É provável que muita gente vá imigrar para os Estados Unidos. Sanyal aceita que a população do país vai crescer. Mas para aumentar a este ritmo, ele insiste que outros países teriam de estar mostrando quedas na população - quedas que não aparecem nos dados da ONU.
No geral, Sanyal prevê um quadro muito diferente do da ONU, com a população mundial chegando a 8,7 bilhões por volta de 2050, e caindo para cerca de 8 bilhões até o final do século. Esse número é cerca de um bilhão a mais do que temos agora, mas bem menos que os 11 bilhões previstos pela ONU.
Taxas de fertilidade
Ambos Sanyal e a ONU partiram dos mesmos dados - censos nacionais de 2010. A diferença surge porque eles fazem suposições diferentes sobre fertilidade, mortalidade e migração. "Eu levei em conta duas ou três coisas que eu acho que não são adequadamente refletidas no relatório da ONU", explica Sanyal.
"Eu provavelmente dei mais importância à fatores como o preconceito de gênero em países como China e Índia. O fato de que eles são países com muito menos mulheres em idade fértil do que a sua população em geral poderia sugerir."
As previsões da ONU também assumem, de acordo com Sanyal, que todas as taxas de fertilidade irão convergir para a taxa de substituição - uma "suposição estranha" em sua opinião. "Nós não vimos nenhum país onde as taxas de fertilidade caíram dramaticamente e voltaram a subir à uma média que corresponde a de substituição", diz ele.

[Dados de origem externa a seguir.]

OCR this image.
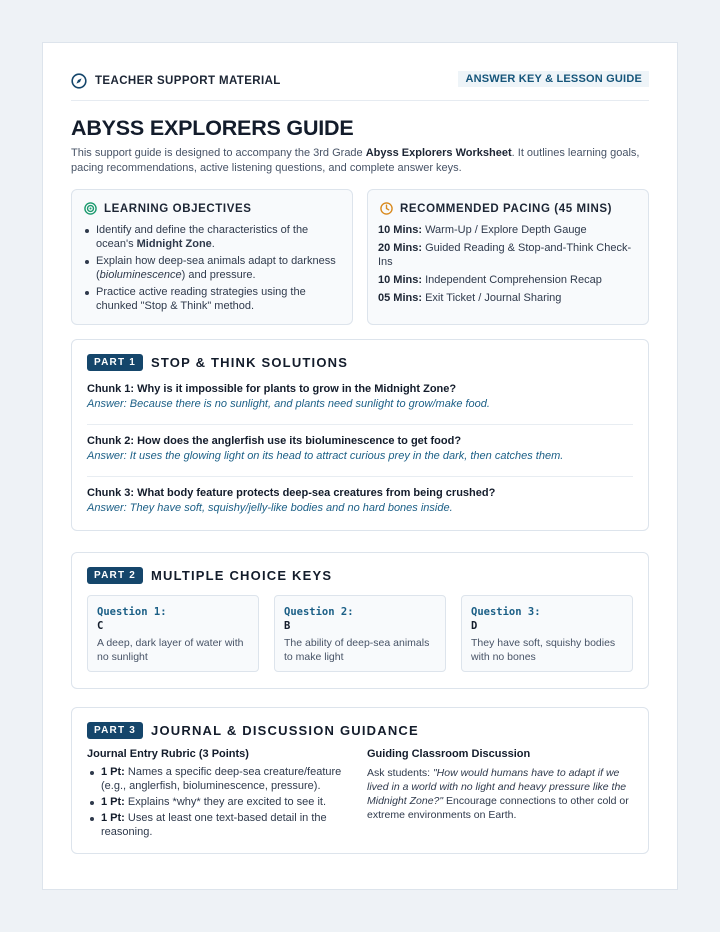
TEACHER SUPPORT MATERIAL	ANSWER KEY & LESSON GUIDE
ABYSS EXPLORERS GUIDE

This support guide is designed to accompany the 3rd Grade Abyss Explorers Worksheet. It outlines learning goals, pacing recommendations, active listening questions, and complete answer keys.

LEARNING OBJECTIVES
Identify and define the characteristics of the ocean's Midnight Zone.
Explain how deep-sea animals adapt to darkness (bioluminescence) and pressure.
Practice active reading strategies using the chunked "Stop & Think" method.
RECOMMENDED PACING (45 MINS)
10 Mins: Warm-Up / Explore Depth Gauge
20 Mins: Guided Reading & Stop-and-Think Check-Ins
10 Mins: Independent Comprehension Recap
05 Mins: Exit Ticket / Journal Sharing
PART 1	STOP & THINK SOLUTIONS
Chunk 1: Why is it impossible for plants to grow in the Midnight Zone?
Answer: Because there is no sunlight, and plants need sunlight to grow/make food.
Chunk 2: How does the anglerfish use its bioluminescence to get food?
Answer: It uses the glowing light on its head to attract curious prey in the dark, then catches them.
Chunk 3: What body feature protects deep-sea creatures from being crushed?
Answer: They have soft, squishy/jelly-like bodies and no hard bones inside.
PART 2	MULTIPLE CHOICE KEYS
Question 1:
C
A deep, dark layer of water with no sunlight
Question 2:
B
The ability of deep-sea animals to make light
Question 3:
D
They have soft, squishy bodies with no bones
PART 3	JOURNAL & DISCUSSION GUIDANCE
Journal Entry Rubric (3 Points)
1 Pt: Names a specific deep-sea creature/feature (e.g., anglerfish, bioluminescence, pressure).
1 Pt: Explains *why* they are excited to see it.
1 Pt: Uses at least one text-based detail in the reasoning.
Guiding Classroom Discussion
Ask students: "How would humans have to adapt if we lived in a world with no light and heavy pressure like the Midnight Zone?" Encourage connections to other cold or extreme environments on Earth.
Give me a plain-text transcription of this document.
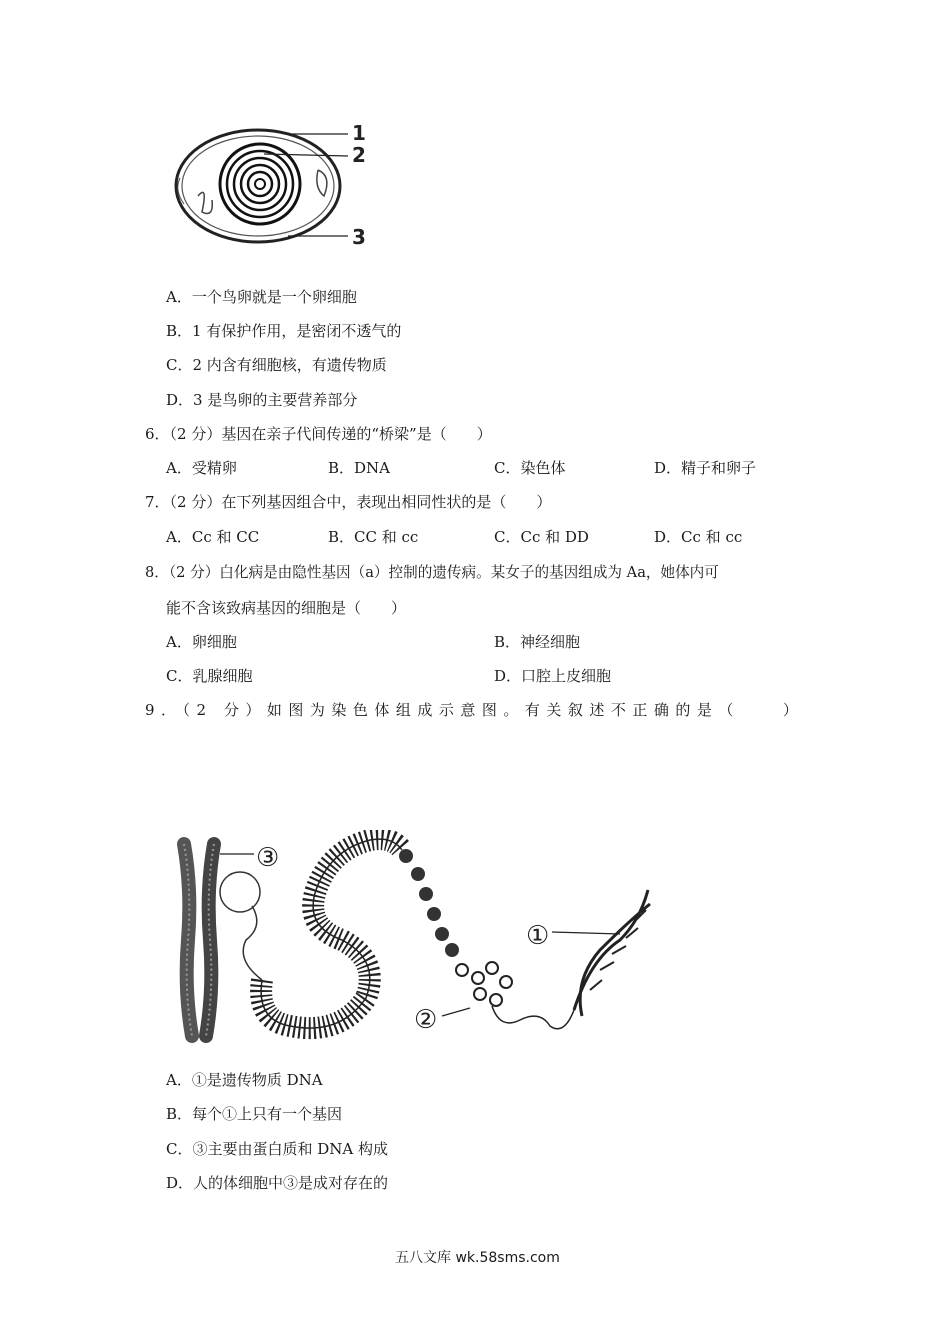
1
2
3
A．一个鸟卵就是一个卵细胞
B．1 有保护作用，是密闭不透气的
C．2 内含有细胞核，有遗传物质
D．3 是鸟卵的主要营养部分
6．（2 分）基因在亲子代间传递的“桥梁”是（　　）
A．受精卵	B．DNA	C．染色体	D．精子和卵子
7．（2 分）在下列基因组合中，表现出相同性状的是（　　）
A．Cc 和 CC	B．CC 和 cc	C．Cc 和 DD	D．Cc 和 cc
8．（2 分）白化病是由隐性基因（a）控制的遗传病。某女子的基因组成为 Aa，她体内可
能不含该致病基因的细胞是（　　）
A．卵细胞	B．神经细胞
C．乳腺细胞	D．口腔上皮细胞
9．（2 分）如图为染色体组成示意图。有关叙述不正确的是（　　）
③
①
②
A．①是遗传物质 DNA
B．每个①上只有一个基因
C．③主要由蛋白质和 DNA 构成
D．人的体细胞中③是成对存在的
五八文库 wk.58sms.com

E a ONU tem subestimado o impacto da urbanização sobre a redução das taxas de fertilidade, argumenta. Até agora, como ele diz, a urbanização tem sido "um poderoso anticoncepcional" em todos os países.
Variante médio
Por sua vez, os especialistas da ONU dizem que Sanyal deve ter assumido declínios muito acentuados nas taxas de fertilidade, que eles não consideram, e que alterações muito pequenas na taxa de fertilidade global podem ter um enorme impacto em décadas por vir. As previsões da ONU destacam isso.
A estimativa de 10,9 bilhões em 2100 é o que é conhecido como o "variante médio", que representa o que a ONU considera o caminho do meio. Mas, se você assumir uma taxa de fertilidade de metade de uma criança abaixo disso, a população do mundo cairia para 6,8 bilhões até o final do século. Adicione metade de uma criança no modelo da ONU e esse número atinge 16,6 bilhões.
Além disso, pequenas mudanças nas taxas de fertilidade têm um efeito mais marcante ao longo do tempo. As previsões de Sanyal e da ONU diferem em 800 milhões em 2050. No entanto, isso aumenta para 2,8 bilhões até 2100. Há espaço de sobra para discordância. Mas vamos torcer para que as divergências não sejam "fora de controle".